ST. PAUL, Minn. (AP) — Minnesota Gov. Mark Dayton announced Tuesday that he has prostate cancer, revealing the diagnosis hours after collapsing while delivering his State of the State address the night before.
The 69-year-old Democratic governor said he plans to finish the final two years of his term, during which he faces a unified GOP front after Republicans took control of the Senate and strengthened their House majority in November.
Asked whether he still felt up to the job, Dayton said: “I think I am. If I don’t, I won’t continue.”
He also said he does not believe the recent cancer diagnosis and his fainting were linked. Tests on what caused Dayton to collapse were scheduled for Tuesday afternoon at the Mayo Clinic in Rochester. He will return to Mayo next week to determine treatment for the prostate cancer.
“I take it very seriously. I have an obligation to all of the people of Minnesota,” he said.
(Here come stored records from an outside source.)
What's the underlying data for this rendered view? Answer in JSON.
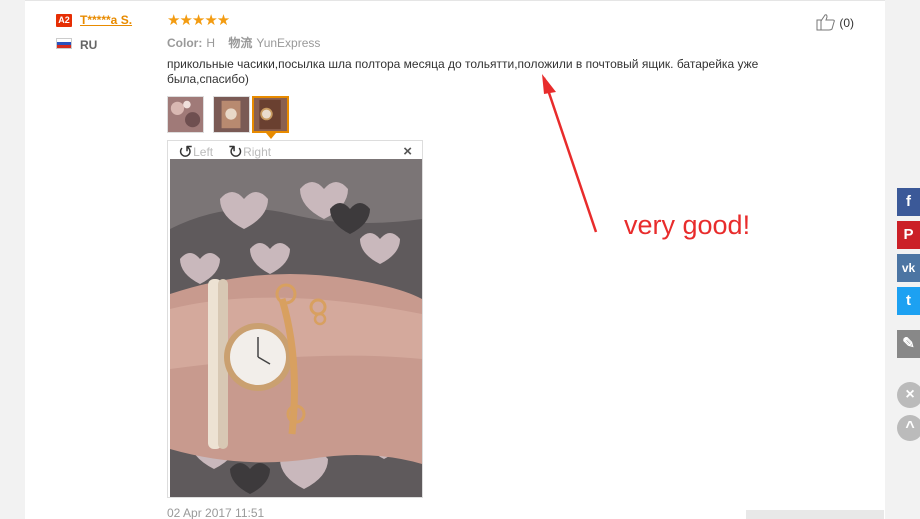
{
  "reviewer": {
    "level_badge": "A2",
    "name": "T*****a S.",
    "country": "RU"
  },
  "review": {
    "stars": "★★★★★",
    "color_label": "Color:",
    "color_value": "H",
    "shipping_label": "物流",
    "shipping_value": "YunExpress",
    "text": "прикольные часики,посылка шла полтора месяца до тольятти,положили в почтовый ящик. батарейка уже была,спасибо)",
    "date": "02 Apr 2017 11:51"
  },
  "helpful": {
    "count": "(0)"
  },
  "viewer": {
    "rotate_left": "Left",
    "rotate_right": "Right",
    "close": "×"
  },
  "annotation": {
    "text": "very good!"
  },
  "social": [
    {
      "name": "facebook",
      "glyph": "f",
      "color": "#3b5998"
    },
    {
      "name": "pinterest",
      "glyph": "P",
      "color": "#cb2027"
    },
    {
      "name": "vk",
      "glyph": "vk",
      "color": "#4c75a3"
    },
    {
      "name": "twitter",
      "glyph": "t",
      "color": "#1da1f2"
    },
    {
      "name": "edit",
      "glyph": "✎",
      "color": "#888888"
    }
  ],
  "controls": {
    "close_glyph": "×",
    "up_glyph": "^"
  }
}
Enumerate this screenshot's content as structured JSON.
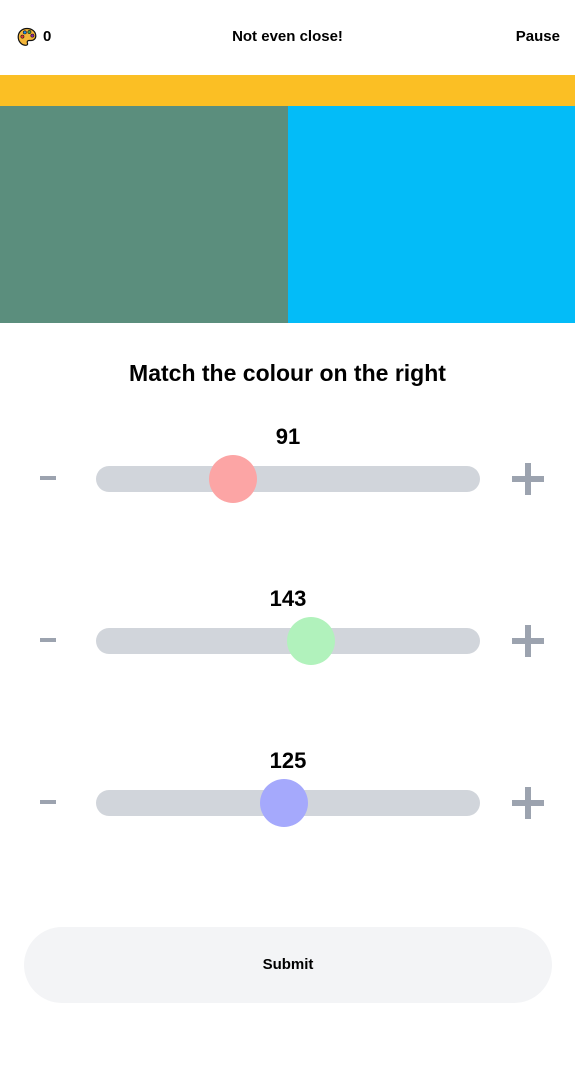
{
  "header": {
    "score_icon": "palette-icon",
    "score": "0",
    "feedback": "Not even close!",
    "pause_label": "Pause"
  },
  "colors": {
    "progress_bar": "#FBBF24",
    "guess_swatch": "#5B8E7D",
    "target_swatch": "#03BCF8",
    "track": "#D1D5DB",
    "stepper_icon": "#9CA3AF",
    "submit_bg": "#F3F4F6"
  },
  "prompt": "Match the colour on the right",
  "sliders": [
    {
      "channel": "red",
      "value": "91",
      "level": 0.357,
      "thumb_color": "#FCA5A5",
      "minus_icon": "minus-icon",
      "plus_icon": "plus-icon"
    },
    {
      "channel": "green",
      "value": "143",
      "level": 0.561,
      "thumb_color": "#B1F2BC",
      "minus_icon": "minus-icon",
      "plus_icon": "plus-icon"
    },
    {
      "channel": "blue",
      "value": "125",
      "level": 0.49,
      "thumb_color": "#A5A9FC",
      "minus_icon": "minus-icon",
      "plus_icon": "plus-icon"
    }
  ],
  "submit_label": "Submit"
}
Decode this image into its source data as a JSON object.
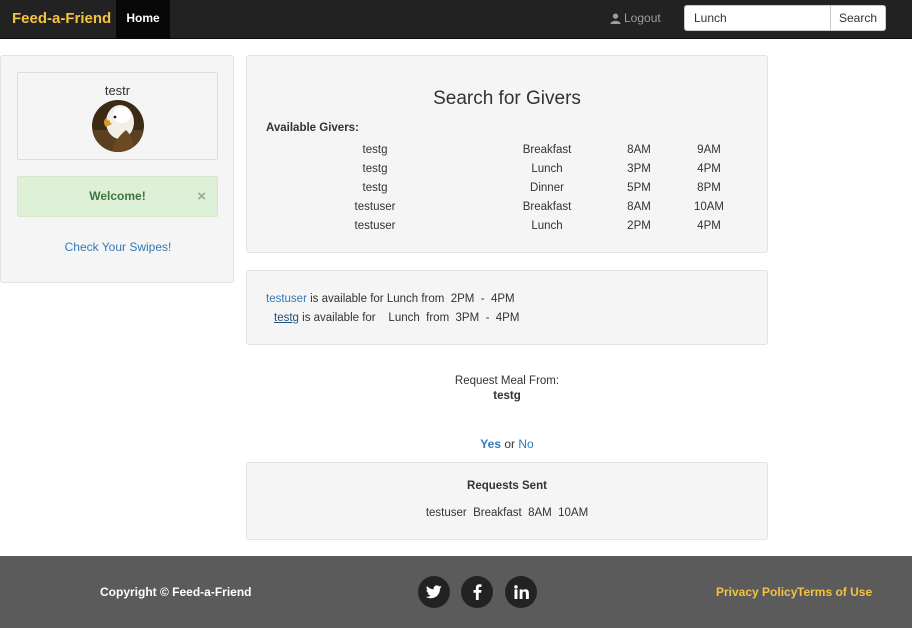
{
  "navbar": {
    "brand": "Feed-a-Friend",
    "home_label": "Home",
    "logout_label": "Logout",
    "search_value": "Lunch",
    "search_button": "Search"
  },
  "profile": {
    "username": "testr",
    "welcome": "Welcome!",
    "close": "×",
    "swipes_link": "Check Your Swipes!"
  },
  "givers": {
    "title": "Search for Givers",
    "label": "Available Givers:",
    "rows": [
      {
        "name": "testg",
        "meal": "Breakfast",
        "start": "8AM",
        "end": "9AM"
      },
      {
        "name": "testg",
        "meal": "Lunch",
        "start": "3PM",
        "end": "4PM"
      },
      {
        "name": "testg",
        "meal": "Dinner",
        "start": "5PM",
        "end": "8PM"
      },
      {
        "name": "testuser",
        "meal": "Breakfast",
        "start": "8AM",
        "end": "10AM"
      },
      {
        "name": "testuser",
        "meal": "Lunch",
        "start": "2PM",
        "end": "4PM"
      }
    ]
  },
  "availability": [
    {
      "name": "testuser",
      "text": " is available for Lunch from  2PM  -  4PM"
    },
    {
      "name": "testg",
      "text": " is available for    Lunch  from  3PM  -  4PM"
    }
  ],
  "request": {
    "label": "Request Meal From:",
    "name": "testg",
    "yes": "Yes",
    "or": " or ",
    "no": "No"
  },
  "requests_sent": {
    "title": "Requests Sent",
    "row": "testuser  Breakfast  8AM  10AM"
  },
  "footer": {
    "copyright": "Copyright © Feed-a-Friend",
    "privacy": "Privacy Policy",
    "terms": "Terms of Use"
  },
  "icons": {
    "user": "user-icon",
    "twitter": "twitter-icon",
    "facebook": "facebook-icon",
    "linkedin": "linkedin-icon"
  },
  "colors": {
    "brand": "#f5c342",
    "navbar": "#222222",
    "link": "#337ab7",
    "success_bg": "#dff0d8",
    "footer_bg": "#5b5b5b"
  }
}
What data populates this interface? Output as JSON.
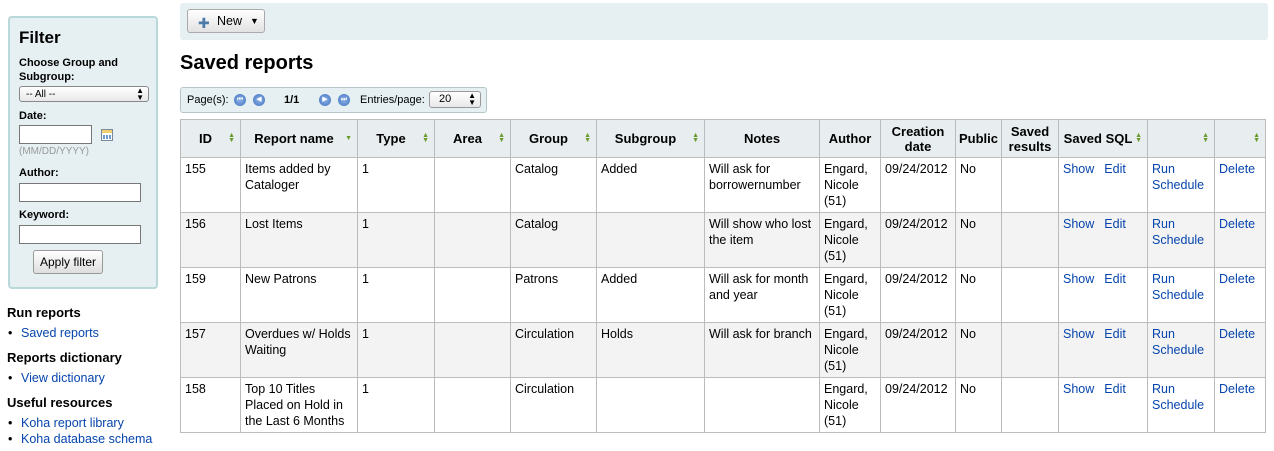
{
  "filter": {
    "title": "Filter",
    "group_label": "Choose Group and Subgroup:",
    "group_value": "-- All --",
    "date_label": "Date:",
    "date_hint": "(MM/DD/YYYY)",
    "author_label": "Author:",
    "keyword_label": "Keyword:",
    "apply_label": "Apply filter"
  },
  "nav": {
    "run_reports": "Run reports",
    "saved_reports": "Saved reports",
    "dictionary_title": "Reports dictionary",
    "view_dictionary": "View dictionary",
    "resources_title": "Useful resources",
    "report_library": "Koha report library",
    "db_schema": "Koha database schema"
  },
  "toolbar": {
    "new_label": "New"
  },
  "page_title": "Saved reports",
  "pager": {
    "pages_label": "Page(s):",
    "page_num": "1/1",
    "entries_label": "Entries/page:",
    "entries_value": "20"
  },
  "table": {
    "headers": [
      "ID",
      "Report name",
      "Type",
      "Area",
      "Group",
      "Subgroup",
      "Notes",
      "Author",
      "Creation date",
      "Public",
      "Saved results",
      "Saved SQL",
      "",
      ""
    ],
    "action_labels": {
      "show": "Show",
      "edit": "Edit",
      "run": "Run",
      "schedule": "Schedule",
      "delete": "Delete"
    },
    "rows": [
      {
        "id": "155",
        "name": "Items added by Cataloger",
        "type": "1",
        "area": "",
        "group": "Catalog",
        "subgroup": "Added",
        "notes": "Will ask for borrowernumber",
        "author": "Engard, Nicole (51)",
        "date": "09/24/2012",
        "public": "No",
        "saved_results": ""
      },
      {
        "id": "156",
        "name": "Lost Items",
        "type": "1",
        "area": "",
        "group": "Catalog",
        "subgroup": "",
        "notes": "Will show who lost the item",
        "author": "Engard, Nicole (51)",
        "date": "09/24/2012",
        "public": "No",
        "saved_results": ""
      },
      {
        "id": "159",
        "name": "New Patrons",
        "type": "1",
        "area": "",
        "group": "Patrons",
        "subgroup": "Added",
        "notes": "Will ask for month and year",
        "author": "Engard, Nicole (51)",
        "date": "09/24/2012",
        "public": "No",
        "saved_results": ""
      },
      {
        "id": "157",
        "name": "Overdues w/ Holds Waiting",
        "type": "1",
        "area": "",
        "group": "Circulation",
        "subgroup": "Holds",
        "notes": "Will ask for branch",
        "author": "Engard, Nicole (51)",
        "date": "09/24/2012",
        "public": "No",
        "saved_results": ""
      },
      {
        "id": "158",
        "name": "Top 10 Titles Placed on Hold in the Last 6 Months",
        "type": "1",
        "area": "",
        "group": "Circulation",
        "subgroup": "",
        "notes": "",
        "author": "Engard, Nicole (51)",
        "date": "09/24/2012",
        "public": "No",
        "saved_results": ""
      }
    ]
  }
}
Dayton, who turns 70 on Thursday, has had other health issues since taking office in 2011. A series of back and hip surgeries have left him with a limp, though he said Tuesday he’s no longer in pain. He was briefly hospitalized last year after fainting at a campaign event, later blaming the episode on overheating and dehydration.
Dayton was about 40 minutes into his annual address Monday night when he began stumbling over his words and trailed off, shaking after taking a sip of water and crumbling behind the lectern, where he struck his head. Several state officials rushed to his side to catch him, and medical professionals serving in the Legislature gave aid.
He appeared conscious as he was helped to a back room and later walked out of the Capitol on his own to return home, where a top staffer said he was given routine tests by emergency medical technicians.
Dayton returned to work Tuesday to unveil his proposal for a $45.8 billion budget. He told reporters that he felt fine Monday until about a minute before losing consciousness.
“It was a very brief episode,” he said.
Dayton said he was diagnosed with prostate cancer Friday after a biopsy and had planned to reveal it after his consultation next week. He said doctors believe the cancer hasn’t spread past his prostate, suggesting it was caught early, and that it would likely be treated with either surgery or radiation. His father, who died in late 2015, underwent successful prostate cancer surgery and lived 25 more years.
Prostate cancer is the most common cancer in men after skin cancer, and the third-leading cause of cancer deaths in men behind lung and colon/rectal cancer. According to the National Cancer Institute, prostate cancer usually grows slowly, most men with it are older than 65, and most won’t die of the disease.
Dr. Peter Sershon, a urologist with Metro Urology in St. Paul and director of the Prostate Cancer Center at United Hospital who is not involved in Dayton’s care, said options could range from close monitoring to drug treatment to surgery. None of those are likely to affect Dayton’s ability to govern over the long run, he said.
Dayton frequently joked Tuesday as he was asked about his health, saying he was still fit to continue as governor because “as far as I know, there are no brain cells in my prostate” and noting his collapse Monday evening generated good will with Republicans.
“If I had known it would result in Republicans not criticizing my speech, I might have tried it years ago,” he cracked.
Dayton’s latest health troubles overshadowed an ambitious agenda that will likely clash with Republicans.
Dayton was rounding into a proposal to offer a state-run public health care option for all Minnesota residents when he fainted during his State of the State address. On Tuesday, he released a more detailed proposal for a $45.8 billion budget — a nearly 10 percent increase from the state’s current budget — that includes extra funding for a new preschool program and boosting overall public school spending.
The state has posted several years of surpluses, and the governor has pointed to that financial stability as a hallmark of his six years in office, insisting he’ll safeguard against a return to painful budget shortfalls.